GABY ROSSOTTO
Argentina, descobriu através do diagnóstico do seu filho, a própria dislexia. Entendeu então sua vida. Criativa se tornou designer gráfica e depois se especializou em retratos, especialmente na fotografia infantil, de recém-nascidos e de gestantes, motivada por experiências pessoais, como a maternidade, que abriram nela uma sensibilidade para capturar momentos breves e muito expressivos. Em seu trabalho, ela insiste não apenas no rigor técnico, mas também no cuidado com o ambiente emocional: sessões longas, adaptação ao ritmo do bebê, uso de sons relaxantes, contenção e atenção à segurança e bem-estar dos pequenos.

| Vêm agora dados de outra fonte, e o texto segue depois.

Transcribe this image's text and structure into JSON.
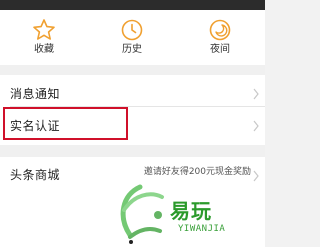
{
  "quick_actions": [
    {
      "label": "收藏",
      "icon": "star-icon"
    },
    {
      "label": "历史",
      "icon": "history-clock-icon"
    },
    {
      "label": "夜间",
      "icon": "night-mode-icon"
    }
  ],
  "menu": {
    "notifications": "消息通知",
    "real_name_auth": "实名认证",
    "mall": "头条商城",
    "mall_promo": "邀请好友得200元现金奖励"
  },
  "watermark": {
    "brand": "易玩",
    "site": "YIWANJIA"
  },
  "colors": {
    "icon_orange": "#f0a030",
    "highlight_red": "#d0102a",
    "watermark_green": "#2b9a2b"
  }
}
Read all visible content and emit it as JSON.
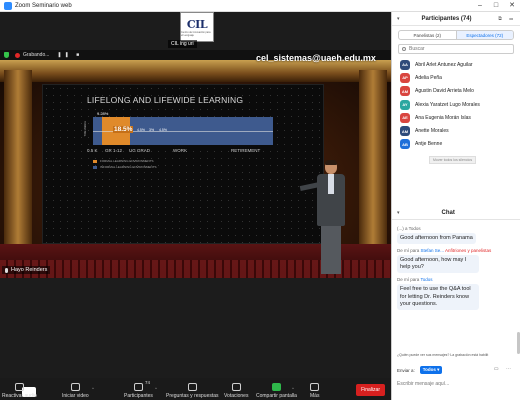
{
  "window": {
    "title": "Zoom Seminario web",
    "minimize": "–",
    "maximize": "□",
    "close": "✕"
  },
  "thumbnail": {
    "logo": "CIL",
    "subtitle": "Centro de Innovación para el Lenguaje",
    "name_tag": "CIL ing uri"
  },
  "recording": {
    "label": "Grabando...",
    "controls": "❚❚ ■"
  },
  "share": {
    "email": "cel_sistemas@uaeh.edu.mx"
  },
  "slide": {
    "title": "LIFELONG AND LIFEWIDE LEARNING",
    "top_pct": "9.28%",
    "main_pct": "18.5%",
    "tiny_pcts": [
      "4.5%",
      "3%",
      "4.5%"
    ],
    "side_label": "TIME AWAKE",
    "axis": [
      "0.5 K",
      "GR 1-12",
      "UG GRAD",
      "WORK",
      "RETIREMENT"
    ],
    "legend": [
      {
        "label": "FORMAL LEARNING ENVIRONMENTS",
        "color": "#e08a2a"
      },
      {
        "label": "INFORMAL LEARNING ENVIRONMENTS",
        "color": "#3e5a8e"
      }
    ]
  },
  "speaker": {
    "name": "Hayo Reinders"
  },
  "toolbar": {
    "items": [
      {
        "label": "Reactivar audio",
        "name": "unmute-button"
      },
      {
        "label": "Iniciar video",
        "name": "start-video-button"
      },
      {
        "label": "Participantes",
        "name": "participants-button",
        "count": "74"
      },
      {
        "label": "Preguntas y respuestas",
        "name": "qa-button"
      },
      {
        "label": "Votaciones",
        "name": "polls-button"
      },
      {
        "label": "Compartir pantalla",
        "name": "share-screen-button"
      },
      {
        "label": "Más",
        "name": "more-button"
      }
    ],
    "end": "Finalizar"
  },
  "participants": {
    "title": "Participantes (74)",
    "tabs": [
      "Panelistas (2)",
      "Espectadores (72)"
    ],
    "search_placeholder": "Buscar",
    "list": [
      {
        "initials": "AA",
        "name": "Abril Arlet Antunez Aguilar",
        "color": "#2e4a7a"
      },
      {
        "initials": "AP",
        "name": "Adelia Peña",
        "color": "#d9453f"
      },
      {
        "initials": "AM",
        "name": "Agustin David Arrieta Melo",
        "color": "#d9453f"
      },
      {
        "initials": "AY",
        "name": "Alexia Yaratzet Lugo Morales",
        "color": "#2aa7a0"
      },
      {
        "initials": "AE",
        "name": "Ana Eugenia Morán Islas",
        "color": "#d9453f"
      },
      {
        "initials": "AM",
        "name": "Anette Morales",
        "color": "#2e4a7a"
      },
      {
        "initials": "AB",
        "name": "Antje Benne",
        "color": "#1e6fd9"
      }
    ],
    "tooltip": "Mover todos los silencios"
  },
  "chat": {
    "title": "Chat",
    "messages": [
      {
        "meta": "(...) a Todos",
        "text": "Good afternoon from Panama"
      },
      {
        "meta_prefix": "De mí para ",
        "meta_to": "Stefan Se...",
        "meta_suffix": " Anfitriones y panelistas",
        "text": "Good afternoon, how may I help you?"
      },
      {
        "meta_prefix": "De mí para ",
        "meta_to": "Todos",
        "meta_suffix": "",
        "text": "Feel free to use the Q&A tool for letting Dr. Reinders know your questions."
      }
    ],
    "note": "¿Quién puede ver sus mensajes? La grabación está habilit",
    "send_to_label": "Enviar a:",
    "send_to_value": "Todos ▾",
    "input_placeholder": "Escribir mensaje aquí..."
  }
}
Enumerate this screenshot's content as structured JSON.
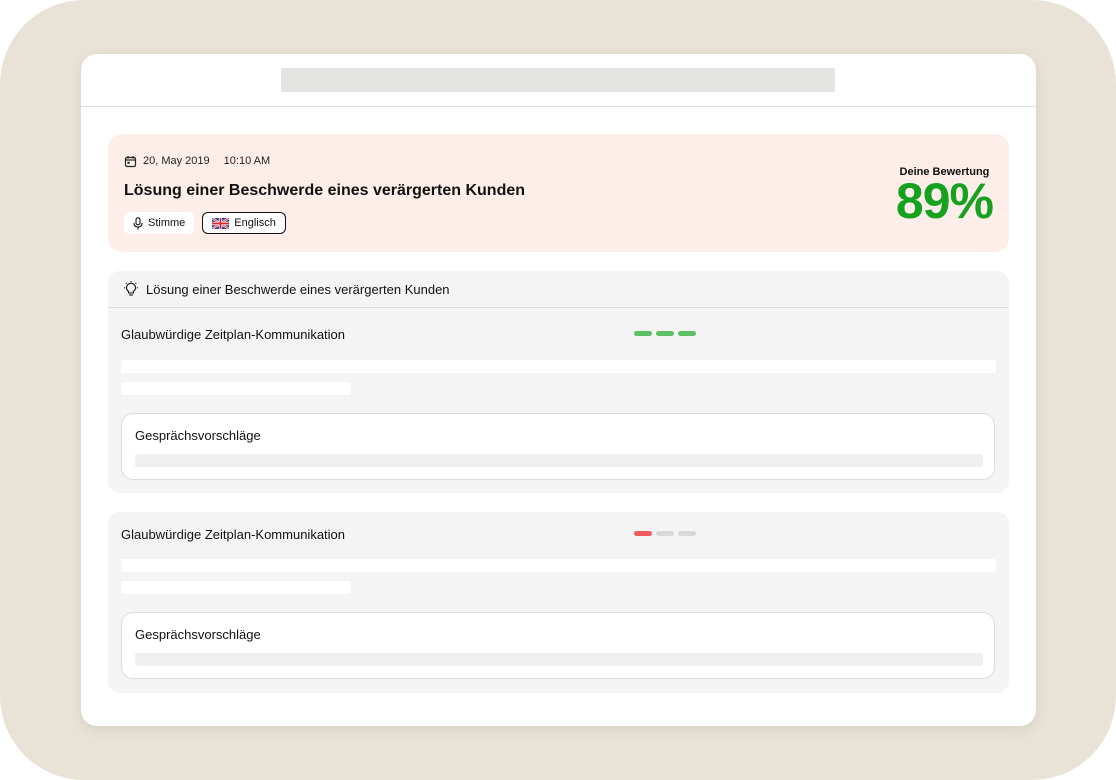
{
  "header": {
    "date": "20, May 2019",
    "time": "10:10 AM",
    "title": "Lösung einer Beschwerde eines verärgerten Kunden",
    "chips": [
      {
        "label": "Stimme",
        "icon": "microphone-icon"
      },
      {
        "label": "Englisch",
        "icon": "uk-flag-icon"
      }
    ],
    "score_label": "Deine Bewertung",
    "score_value": "89%"
  },
  "section": {
    "header_title": "Lösung einer Beschwerde eines verärgerten Kunden",
    "header_icon": "lightbulb-icon",
    "items": [
      {
        "title": "Glaubwürdige Zeitplan-Kommunikation",
        "rating": {
          "filled": 3,
          "total": 3,
          "color": "#5ec064"
        },
        "suggestions_title": "Gesprächsvorschläge"
      },
      {
        "title": "Glaubwürdige Zeitplan-Kommunikation",
        "rating": {
          "filled": 1,
          "total": 3,
          "color": "#ef5a5f"
        },
        "suggestions_title": "Gesprächsvorschläge"
      }
    ]
  },
  "colors": {
    "score": "#16a11e",
    "hero_bg": "#fdeeea",
    "frame_bg": "#e8e3d6",
    "empty_dot": "#d9d9d9"
  }
}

Para ela a dislexia faz com se decodifique e veja o mundo de forma diferente.
@GABRIELAROSSOTTO

2024
NÓS
As imagens de Gabriela Rossotto trazem uma representação regida por uma fantasia caracterizada por uma interpretação do mundo considerado real pautada pela busca de atmosferas em que é possível encontrar desde relações com oníricas dimensões surrealistas a expressões visuais caracterizadas por um intenso lirismo e uma devoção à natureza e ao lirismo e à pureza da infância.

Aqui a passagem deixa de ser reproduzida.